The most active gold contract for August delivery fell 21.30 U. S. dollars, or 1.57 percent, to settle at 1,335.30 dollars per ounce.
The precious metal was put under pressure as the U.S. Dow Jones Industrial Average rose by 124.37 points, or 0.68 percent as of 18: 30 GMT.
Analysts noted that when equities post losses, the precious metal usually goes up, as investors are looking for a safe haven, while the opposite is true when U.S. equities post gains.
Gold was prevented from falling further as the U.S. Department of Labor released a report showing job openings falling to 5.500 million during the month of May.
Analysts noted that April's figures were revised to 5.845 million, which they also noted is the reading of this measure since February. The hiring rate is unchanged at 3.5 percent.

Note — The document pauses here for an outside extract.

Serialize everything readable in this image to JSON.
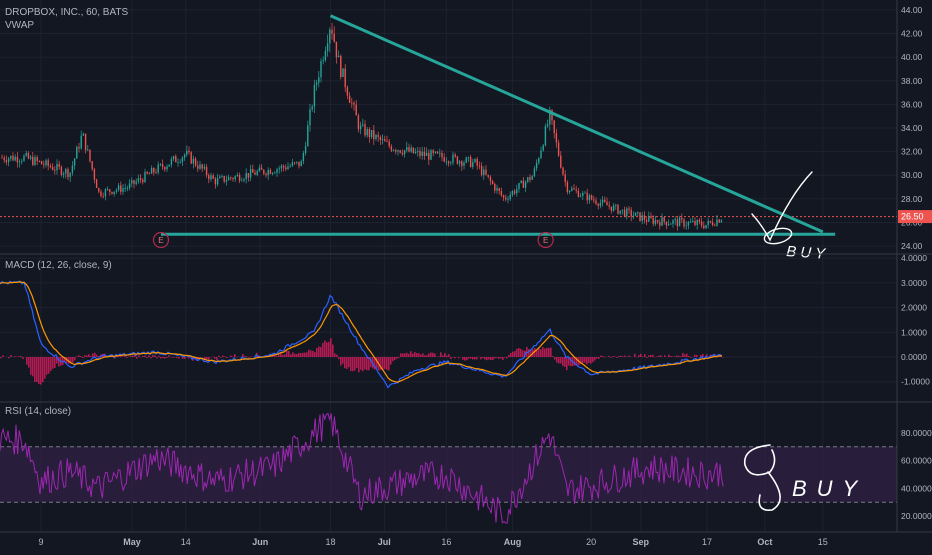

Traders are waiting for the Import and Export Prices report on Wednesday, the weekly jobless claims report and producer price index on Thursday, and the retail sales, consumer price index, and industrial production reports on Friday.
Silver for September delivery fell 13.30 cents, or 0.66 percent, to close at 20.171 dollars per ounce. Platinum for October delivery dropped 10.20 dollars, or 0.92 percent, to close at 1,097. 90 dollars per ounce.